Tool Type AI-BOM Support
Syft Scanner Limited (model file detection)
CycloneDX CLI Generator ML-BOM profile support
SPDX Tools Generator SPDX 3.0 AI profile
MLflow ML Platform Model tracking, exportable
Hugging Face Hub Model Registry Model card export
DVC Data Version Control Dataset tracking

Current Gaps:

  • Automated model scanning: Limited tools for comprehensive model analysis
  • Dataset lineage: Manual tracking required in most cases
  • Training pipeline capture: Integration with ML platforms needed
  • Cross-platform correlation: Linking models across registries

Emerging Solutions:

  • ONNX Model Hub: Standardized model format with metadata
  • Hugging Face Transformers: Model card generation utilities
  • MLflow Model Registry: Model lifecycle management
  • Weights & Biases: Experiment and artifact tracking

Recommendations

For ML Engineers:

  1. Start documenting now. Even without formal AI-BOM tools, begin capturing model provenance, dataset sources, and training configurations.
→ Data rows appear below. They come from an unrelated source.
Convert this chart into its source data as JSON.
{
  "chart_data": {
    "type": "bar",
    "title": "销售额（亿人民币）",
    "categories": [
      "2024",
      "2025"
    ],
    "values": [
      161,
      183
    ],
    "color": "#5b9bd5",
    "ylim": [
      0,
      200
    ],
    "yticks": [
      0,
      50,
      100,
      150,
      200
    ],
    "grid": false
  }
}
  2. Use SafeTensors. Avoid pickle-based formats where possible. SafeTensors eliminates code execution risks during model loading.

  3. Track model lineage. Document base models, fine-tuning relationships, and version history.

  4. Integrate with ML platforms. Use MLflow, Weights & Biases, or similar tools to capture training metadata systematically.

For Security Practitioners:

  1. Extend SBOM programs to AI. Include AI-BOM in software inventory requirements. Don't treat models as black boxes.

  2. Scan model artifacts. Implement pickle scanning and format verification for downloaded models.

  3. Verify model provenance. Check signatures and attestations for models from external sources.

  4. Assess dataset risks. Understand what data trained models you depend on.

For Compliance Teams:

  1. Map regulatory requirements. Identify which AI transparency requirements apply to your organization and products.

  2. Establish AI-BOM standards. Define organizational requirements for AI documentation before regulations force rushed adoption.

  3. Build audit trails. Capture AI-BOM information contemporaneously; reconstructing history is difficult.

  4. Prepare for EU AI Act. If selling AI systems in Europe, AI-BOM capability will be essential for compliance.

AI-BOM extends supply chain transparency to a new category of artifacts with distinct security and compliance considerations. While tooling and standards are still maturing, the regulatory trajectory is clear: organizations building and deploying AI systems will need to document what's in them. Starting now—even with imperfect tools—builds the institutional knowledge and practices that will be required when regulations fully take effect.